I need to be really clear here, we need to to ensure there is little risk for the customer to either breathe in or breathe out the virus. That means that you have to ensure they are masked. Either that or you use something like a Nocospray. That is an aerosolised hydrogen peroxide mix that fills the room and completely kills everything. It is a costly and lengthy process which involves some time to then clear the room of the spray.
If you are undertaking any procedure that brings you close to the customer, you need full PPE including your mask, goggles and a disposable apron or full gown. While there are advantages to wearing gloves, there are also disadvantages; you should decide what is best for you. One way or the other, that is the only way you can be safe, that is the only way you can mitigate the risk.
After you have touched a customer, you need to use hand sanitiser or wash your hands immediately or if wearing gloves, remove them and throw them away. It would be best if you did not touch anything else; you need to do it immediately.
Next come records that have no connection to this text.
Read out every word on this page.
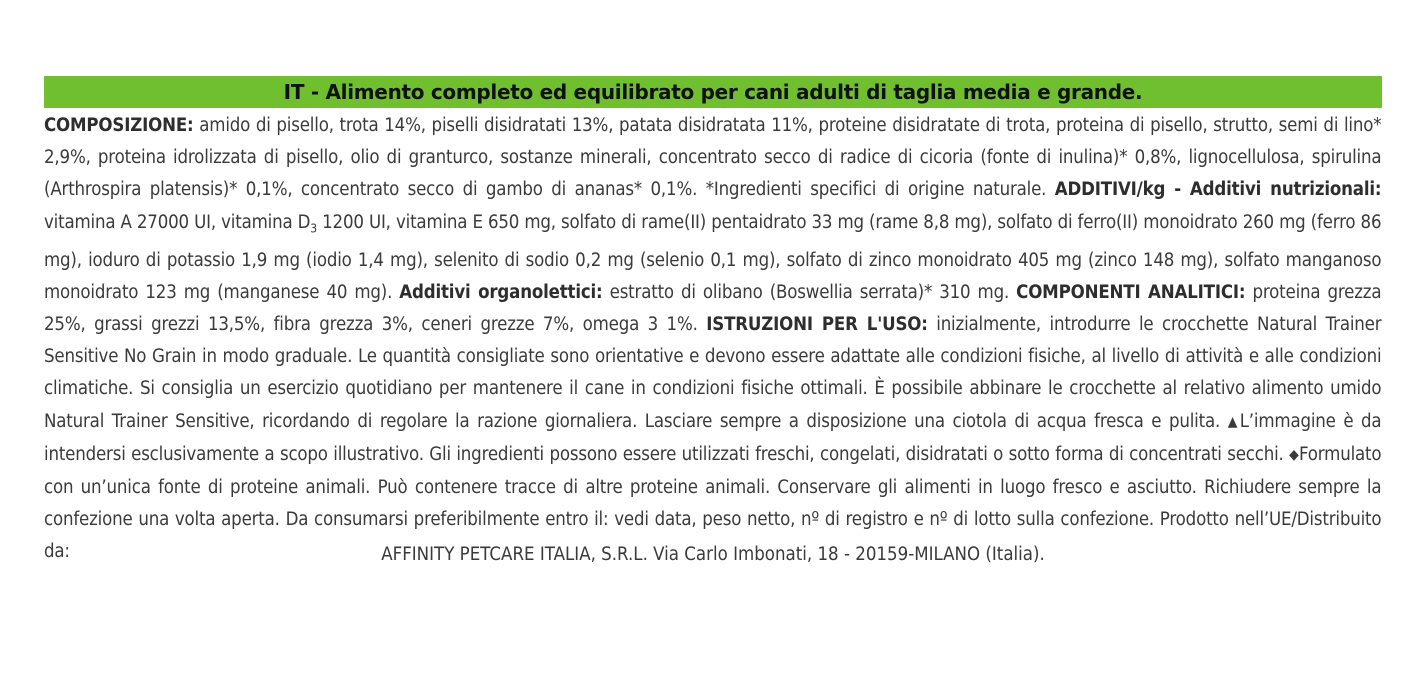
IT - Alimento completo ed equilibrato per cani adulti di taglia media e grande.
COMPOSIZIONE: amido di pisello, trota 14%, piselli disidratati 13%, patata disidratata 11%, proteine disidratate di trota, proteina di pisello, strutto, semi di lino* 2,9%, proteina idrolizzata di pisello, olio di granturco, sostanze minerali, concentrato secco di radice di cicoria (fonte di inulina)* 0,8%, lignocellulosa, spirulina (Arthrospira platensis)* 0,1%, concentrato secco di gambo di ananas* 0,1%. *Ingredienti specifici di origine naturale. ADDITIVI/kg - Additivi nutrizionali: vitamina A 27000 UI, vitamina $D_3$ 1200 UI, vitamina E 650 mg, solfato di rame(II) pentaidrato 33 mg (rame 8,8 mg), solfato di ferro(II) monoidrato 260 mg (ferro 86 mg), ioduro di potassio 1,9 mg (iodio 1,4 mg), selenito di sodio 0,2 mg (selenio 0,1 mg), solfato di zinco monoidrato 405 mg (zinco 148 mg), solfato manganoso monoidrato 123 mg (manganese 40 mg). Additivi organolettici: estratto di olibano (Boswellia serrata)* 310 mg. COMPONENTI ANALITICI: proteina grezza 25%, grassi grezzi 13,5%, fibra grezza 3%, ceneri grezze 7%, omega 3 1%. ISTRUZIONI PER L'USO: inizialmente, introdurre le crocchette Natural Trainer Sensitive No Grain in modo graduale. Le quantità consigliate sono orientative e devono essere adattate alle condizioni fisiche, al livello di attività e alle condizioni climatiche. Si consiglia un esercizio quotidiano per mantenere il cane in condizioni fisiche ottimali. È possibile abbinare le crocchette al relativo alimento umido Natural Trainer Sensitive, ricordando di regolare la razione giornaliera. Lasciare sempre a disposizione una ciotola di acqua fresca e pulita. ▲L’immagine è da intendersi esclusivamente a scopo illustrativo. Gli ingredienti possono essere utilizzati freschi, congelati, disidratati o sotto forma di concentrati secchi. ◆Formulato con un’unica fonte di proteine animali. Può contenere tracce di altre proteine animali. Conservare gli alimenti in luogo fresco e asciutto. Richiudere sempre la confezione una volta aperta. Da consumarsi preferibilmente entro il: vedi data, peso netto, nº di registro e nº di lotto sulla confezione. Prodotto nell’UE/Distribuito da:	AFFINITY PETCARE ITALIA, S.R.L. Via Carlo Imbonati, 18 - 20159-MILANO (Italia).
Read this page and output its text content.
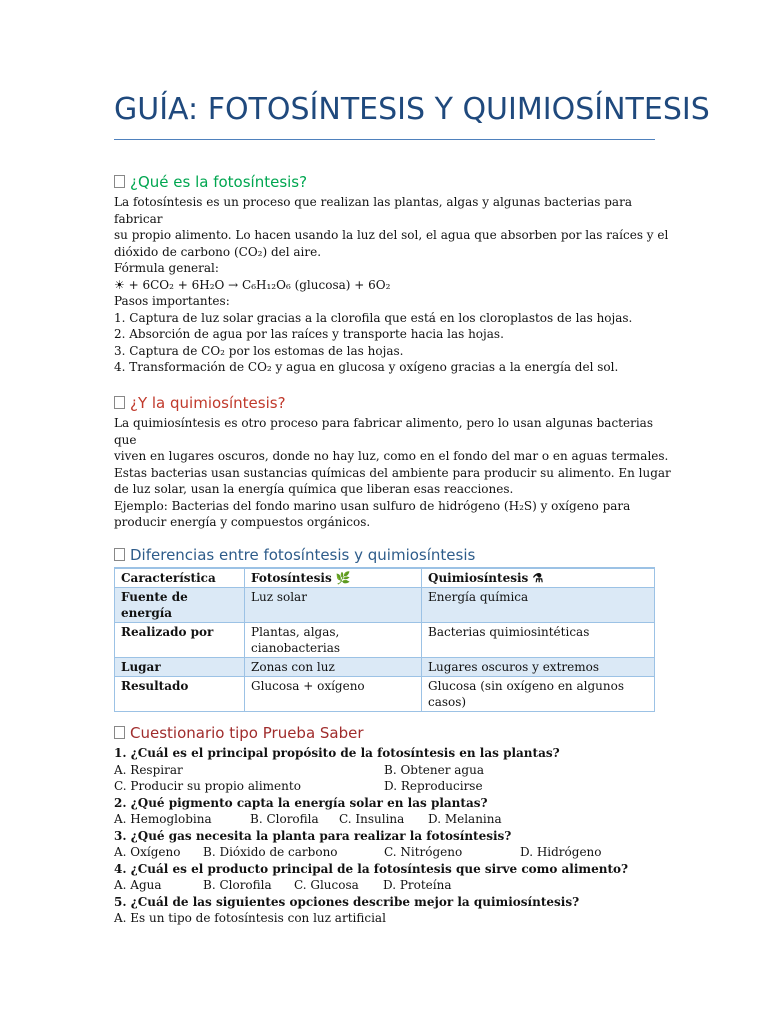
GUÍA: FOTOSÍNTESIS Y QUIMIOSÍNTESIS
¿Qué es la fotosíntesis?

La fotosíntesis es un proceso que realizan las plantas, algas y algunas bacterias para fabricar

su propio alimento. Lo hacen usando la luz del sol, el agua que absorben por las raíces y el

dióxido de carbono (CO₂) del aire.

Fórmula general:

☀ + 6CO₂ + 6H₂O → C₆H₁₂O₆ (glucosa) + 6O₂

Pasos importantes:

1. Captura de luz solar gracias a la clorofila que está en los cloroplastos de las hojas.

2. Absorción de agua por las raíces y transporte hacia las hojas.

3. Captura de CO₂ por los estomas de las hojas.

4. Transformación de CO₂ y agua en glucosa y oxígeno gracias a la energía del sol.

¿Y la quimiosíntesis?

La quimiosíntesis es otro proceso para fabricar alimento, pero lo usan algunas bacterias que

viven en lugares oscuros, donde no hay luz, como en el fondo del mar o en aguas termales.

Estas bacterias usan sustancias químicas del ambiente para producir su alimento. En lugar

de luz solar, usan la energía química que liberan esas reacciones.

Ejemplo: Bacterias del fondo marino usan sulfuro de hidrógeno (H₂S) y oxígeno para

producir energía y compuestos orgánicos.

Diferencias entre fotosíntesis y quimiosíntesis
Característica	Fotosíntesis 🌿	Quimiosíntesis ⚗
Fuente de energía	Luz solar	Energía química
Realizado por	Plantas, algas, cianobacterias	Bacterias quimiosintéticas
Lugar	Zonas con luz	Lugares oscuros y extremos
Resultado	Glucosa + oxígeno	Glucosa (sin oxígeno en algunos casos)
Cuestionario tipo Prueba Saber

1. ¿Cuál es el principal propósito de la fotosíntesis en las plantas?

A. Respirar	B. Obtener agua
C. Producir su propio alimento	D. Reproducirse

2. ¿Qué pigmento capta la energía solar en las plantas?

A. Hemoglobina	B. Clorofila	C. Insulina	D. Melanina

3. ¿Qué gas necesita la planta para realizar la fotosíntesis?

A. Oxígeno	B. Dióxido de carbono	C. Nitrógeno	D. Hidrógeno

4. ¿Cuál es el producto principal de la fotosíntesis que sirve como alimento?

A. Agua	B. Clorofila	C. Glucosa	D. Proteína

5. ¿Cuál de las siguientes opciones describe mejor la quimiosíntesis?

A. Es un tipo de fotosíntesis con luz artificial
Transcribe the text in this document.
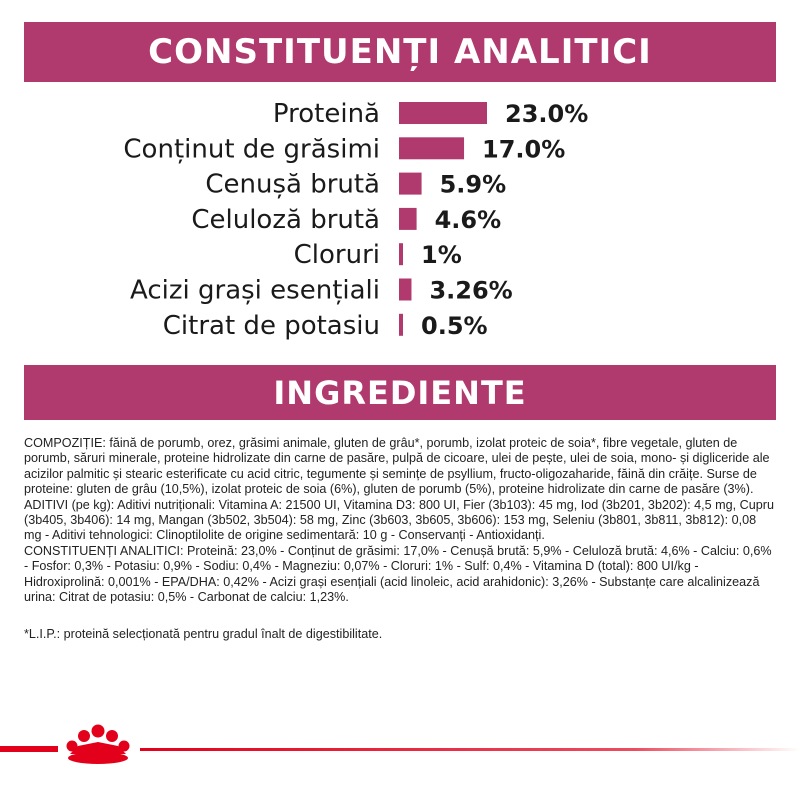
CONSTITUENȚI ANALITICI
Proteină	23.0%
Conținut de grăsimi	17.0%
Cenușă brută 5.9%
Celuloză brută 4.6%
Cloruri 1%
Acizi grași esențiali 3.26%
Citrat de potasiu 0.5%
INGREDIENTE

COMPOZIȚIE: făină de porumb, orez, grăsimi animale, gluten de grâu*, porumb, izolat proteic de soia*, fibre vegetale, gluten de porumb, săruri minerale, proteine hidrolizate din carne de pasăre, pulpă de cicoare, ulei de pește, ulei de soia, mono- și digliceride ale acizilor palmitic și stearic esterificate cu acid citric, tegumente și semințe de psyllium, fructo-oligozaharide, făină din crăițe. Surse de proteine: gluten de grâu (10,5%), izolat proteic de soia (6%), gluten de porumb (5%), proteine hidrolizate din carne de pasăre (3%).

ADITIVI (pe kg): Aditivi nutriționali: Vitamina A: 21500 UI, Vitamina D3: 800 UI, Fier (3b103): 45 mg, Iod (3b201, 3b202): 4,5 mg, Cupru (3b405, 3b406): 14 mg, Mangan (3b502, 3b504): 58 mg, Zinc (3b603, 3b605, 3b606): 153 mg, Seleniu (3b801, 3b811, 3b812): 0,08 mg - Aditivi tehnologici: Clinoptilolite de origine sedimentară: 10 g - Conservanți - Antioxidanți.

CONSTITUENȚI ANALITICI: Proteină: 23,0% - Conținut de grăsimi: 17,0% - Cenușă brută: 5,9% - Celuloză brută: 4,6% - Calciu: 0,6% - Fosfor: 0,3% - Potasiu: 0,9% - Sodiu: 0,4% - Magneziu: 0,07% - Cloruri: 1% - Sulf: 0,4% - Vitamina D (total): 800 UI/kg - Hidroxiprolină: 0,001% - EPA/DHA: 0,42% - Acizi grași esențiali (acid linoleic, acid arahidonic): 3,26% - Substanțe care alcalinizează urina: Citrat de potasiu: 0,5% - Carbonat de calciu: 1,23%.

*L.I.P.: proteină selecționată pentru gradul înalt de digestibilitate.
When you have finished your consultation, you need to remove your gown or apron, and any gloves safely and dispose of them in a clinical waste bag. You also need to remove your goggles carefully and disinfect them. You then need to begin the process of cleaning the room and allowing it to air before you admit the next customer.
When the restrictions are eased, we need to consider what we are going to do and how. My advice to you is
This isn’t an instruction manual for the processes needed, I see it more as a clear outline for the identification and management of risk. Your job is to understand all the implications of the risk and set out your processes clearly and document them.